Anyway, I finally managed to find necessary and sufficient conditions for $\overline{\mathbf{E}}_{2}$ s.t. $\overline{\mathbf{E}}_{1}+\overline{\mathbf{E}}_{2}$ will carry power only in the $\hat{y}$ direction. let's make it general. the most general form of a phasor of planar wave is: $$\overline{\mathbf{E}}_{1}(x,y,z)=[A\hat{x}+B\hat{y}+C\hat{z}]e^{-j(k_xx+k_yy+k_zz)}$$ where: $$A=|A|e^{j\varphi_A}\,\,,B=|B|e^{j\varphi_B}\,\,,C=|C|e^{j\varphi_C}$$ if we want to add another wave $\overline{\mathbf{E}}_{2}$ s.t. their sum will carry power only in the $\hat{y}$ direction we have to choose the following $\mathbf{k}_2$ vector of $\overline{\mathbf{E}}_{2}$: $$\mathbf{k}_2=(-k_x,k_y,-k_z)$$ and we also need to choose the amplitudes of the components of $\overline{\mathbf{E}}_{2}$ such that they equal in absolute value to the corresponding amplitudes of $\overline{\mathbf{E}}_{1}$ because we need to create sinusoidal dependence in the $x$ and $z$ coordinates. thus, the most general form of $\overline{\mathbf{E}}_{2}$ we can offer is: $$\overline{\mathbf{E}}_{2}(x,y,z)=[Ae^{j\varphi_1}\hat{x}+Be^{j\varphi_2}\hat{y}+Ce^{j\varphi_3}\hat{z}]e^{-j(-k_xx+k_yy-k_zz)}$$ now, all that left is to do the (tedious) math and calculate the complex poynting vector of the sum of the 2 waves and finally require that the real parts of it's $x$ and $z$ components will vanish. after doing that I found that $\varphi_1, \varphi_2, \varphi_3$ must hold the following equations: $$\varphi_1 = \varphi_2 + 2(\varphi_B-\varphi_A)+\pi$$ $$\varphi_3 = \varphi_2 + 2(\varphi_B-\varphi_C)+\pi$$ and $\varphi_2$ stays free to choose (which means that we only left with one d.o.f). The above condition doesn't need to hold in the case that $B=0$ or $k_y=0$ or {$A=0$ and $C=0$} (which for example, corresponds to the simple case of $\overline{\mathbf{E}}_{1}\left(x,y,z\right)=E_{0}e^{-j\left(k_xx+k_zz\right)}\hat{y}$ because in that case we have $k_y=0$ and also $A=0$ and $C=0$).

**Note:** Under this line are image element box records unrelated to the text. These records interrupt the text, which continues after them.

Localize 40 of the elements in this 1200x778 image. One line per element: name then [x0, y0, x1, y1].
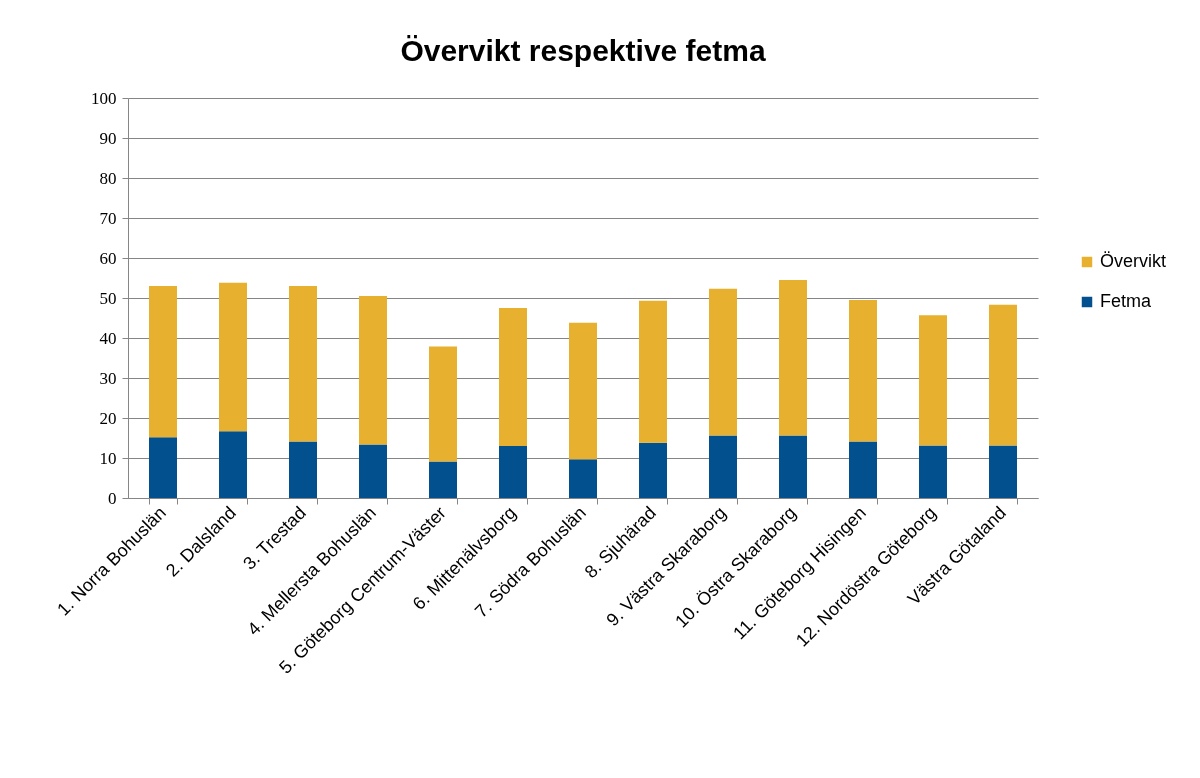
bar: [569, 459, 597, 498]
bar: [219, 282, 247, 432]
y-tick-label: 50: [99, 288, 117, 308]
bar: [429, 346, 457, 462]
bar: [359, 444, 387, 498]
y-tick-label: 100: [91, 88, 117, 108]
y-tick-label: 70: [99, 208, 117, 228]
bar: [499, 308, 527, 446]
bar: [499, 446, 527, 498]
bar: [149, 286, 177, 438]
bar: [149, 437, 177, 498]
bar: [429, 461, 457, 498]
bar: [359, 296, 387, 445]
y-tick-label: 30: [99, 368, 117, 388]
bar: [989, 445, 1017, 498]
y-tick-label: 20: [99, 408, 117, 428]
bar: [709, 288, 737, 436]
bar: [289, 441, 317, 498]
bar: [989, 304, 1017, 446]
bar: [919, 315, 947, 446]
legend-label: Fetma: [1100, 291, 1152, 311]
y-tick-label: 10: [99, 448, 117, 468]
bar: [639, 300, 667, 443]
y-tick-label: 60: [99, 248, 117, 268]
y-tick-label: 80: [99, 168, 117, 188]
y-tick-label: 90: [99, 128, 117, 148]
bar: [569, 322, 597, 460]
bar: [849, 300, 877, 442]
legend-label: Övervikt: [1100, 251, 1167, 271]
bar: [779, 435, 807, 498]
bar: [289, 286, 317, 442]
bar: [779, 280, 807, 436]
bar: [219, 431, 247, 498]
y-tick-label: 40: [99, 328, 117, 348]
chart-title: Övervikt respektive fetma: [400, 34, 766, 67]
y-tick-label: 0: [108, 488, 117, 508]
bar: [639, 442, 667, 498]
bar: [709, 435, 737, 498]
bar: [919, 445, 947, 498]
bar: [849, 441, 877, 498]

In the specific example of this question we have: $$\overline{\mathbf{E}}_{1}(x,y,z)=E_{0}[\hat{x}+(2+1.5j)\hat{y}+(2+3j)\hat{z}]e^{-j(-4x+4y-2z)}$$ So, if we follow the above condition we get the following wave: $$\overline{\mathbf{E}}_{2}(x,y,z)=E_{0}e^{j\varphi}[-\hat{x}+(2-1.5j)\hat{y}+(-2+3j)\hat{z}]e^{-j(4x+4y+2z)}$$ where $\varphi$ can be any phase (this is our d.o.f) and under that choice we get that $\overline{\mathbf{E}}_{1}+\overline{\mathbf{E}}_{2}$ carries power only in the $\hat{y}$ direction.